Bab 21

12.2K 965 47
                                    

Pada akhirnya tidak ada yang Haira pilih, bukan Bara bukan pula Hamzah. Haira memilih pergi dari Anggoro grup bahkan perempuan itu berencana pergi dari Kota Jogya.

Tanggung jawabnya secara financial kepada Farzan juga sudah selesai. Adiknya itu sudah mendapatkan beasiswa penuh dari pemerintah untuk melanjutkan pendidikan dan kebutuhan sehari-hari semua ditanggung oleh beasiswa yang Farzan dapat.

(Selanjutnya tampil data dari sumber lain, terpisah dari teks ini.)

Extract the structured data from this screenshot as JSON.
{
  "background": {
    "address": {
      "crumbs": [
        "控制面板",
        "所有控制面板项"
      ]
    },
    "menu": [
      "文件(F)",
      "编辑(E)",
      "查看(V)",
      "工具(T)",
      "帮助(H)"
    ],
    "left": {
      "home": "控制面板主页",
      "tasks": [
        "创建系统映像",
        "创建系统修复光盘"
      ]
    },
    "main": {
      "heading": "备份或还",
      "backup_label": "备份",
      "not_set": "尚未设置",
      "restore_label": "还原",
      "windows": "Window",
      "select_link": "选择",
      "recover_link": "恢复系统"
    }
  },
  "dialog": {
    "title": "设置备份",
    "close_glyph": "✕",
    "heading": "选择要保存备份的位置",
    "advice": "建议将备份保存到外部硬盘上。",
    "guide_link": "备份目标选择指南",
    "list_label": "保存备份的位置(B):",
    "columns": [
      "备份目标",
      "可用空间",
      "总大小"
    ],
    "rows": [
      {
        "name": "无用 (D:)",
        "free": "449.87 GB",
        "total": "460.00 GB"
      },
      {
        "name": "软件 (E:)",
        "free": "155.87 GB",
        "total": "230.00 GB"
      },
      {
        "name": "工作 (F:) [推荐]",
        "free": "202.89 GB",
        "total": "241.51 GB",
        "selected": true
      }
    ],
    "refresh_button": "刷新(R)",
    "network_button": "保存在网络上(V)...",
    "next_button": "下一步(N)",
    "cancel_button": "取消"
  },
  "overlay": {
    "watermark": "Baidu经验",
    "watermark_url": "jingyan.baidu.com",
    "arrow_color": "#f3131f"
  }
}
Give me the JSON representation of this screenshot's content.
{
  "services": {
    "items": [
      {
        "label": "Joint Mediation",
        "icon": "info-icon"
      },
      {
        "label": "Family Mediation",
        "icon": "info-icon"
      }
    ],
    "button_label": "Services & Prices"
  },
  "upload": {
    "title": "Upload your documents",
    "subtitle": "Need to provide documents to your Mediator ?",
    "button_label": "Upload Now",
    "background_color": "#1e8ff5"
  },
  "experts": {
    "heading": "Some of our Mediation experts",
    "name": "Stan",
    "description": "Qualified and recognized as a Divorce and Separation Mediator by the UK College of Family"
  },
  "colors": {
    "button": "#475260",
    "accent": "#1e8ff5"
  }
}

Haira belum menentukan di kota mana ia akan tinggal dan mencari pekerjaan. Fokusnya untuk saat ini dirinya harus menjauh dari kehidupan Hamzah.

Haira telah merampungkan semua pekerjaannya yang tertunda. Menyelesaikan semuanya sebelum ia mengundurkan diri.

Rencananya Haira ingin menyerahkan surat pengunduran dirinya berserta cincin pemberian Hamzah di meja direktur setelah menunggu kepulangan laki-laki itu. Hati Haira takut goyah jika melihat Hamzah mengiba meminta dirinya untuk tetap bersama laki-laki itu. Haira meyakinkan dirinya bahwa keputusan yang ia ambil sudah tepat untuk membuat Hamzah kembali ke sisi keluarganya.

Malam sudah semakin larut tetapi Hamzah masih disibukkan dengan pekerjaannya. Haira melihat ke luar jendela, pendar bintang tidak lagi terlihat karena tertutup awan pekat pertanda hujan deras akan segera turun.

Jarum jam yang melingkar di tangan Haira sudah menunjukkan pukul 10 malam. Sudah terlaru larut untuk menunggu Hamzah meninggalkan kantor terlebih dahulu. Entah kapan Hamzah selesai dengan pekerjaanya?

Haira meyakinkan hatinya jika dia akan baik-baik saja apabila menyerahkan surat pengunduran dirinya kepada Hamzah secara langsung.

Haira mengetuk pintu ruangan Hamzah. Tidak ada jawaban, namun Haira memberanikan diri untuk masuk ke ruangan itu.

Ruangan direktur itu terlihat redup, hanya ada standing lamp yang menyala di pojok ruangan. Haira mengedarkan pandangan mencari  keberadaan Hamzah.

Terlihat Hamzah duduk di sofa sambil menyesap minuman dari gelas yang dipegangnya. Cukup ragu namun akhirnya Haira memantapkan masuk untuk bertemu dan berpamitan dengan Hamzah untuk yang terakhir kalinya.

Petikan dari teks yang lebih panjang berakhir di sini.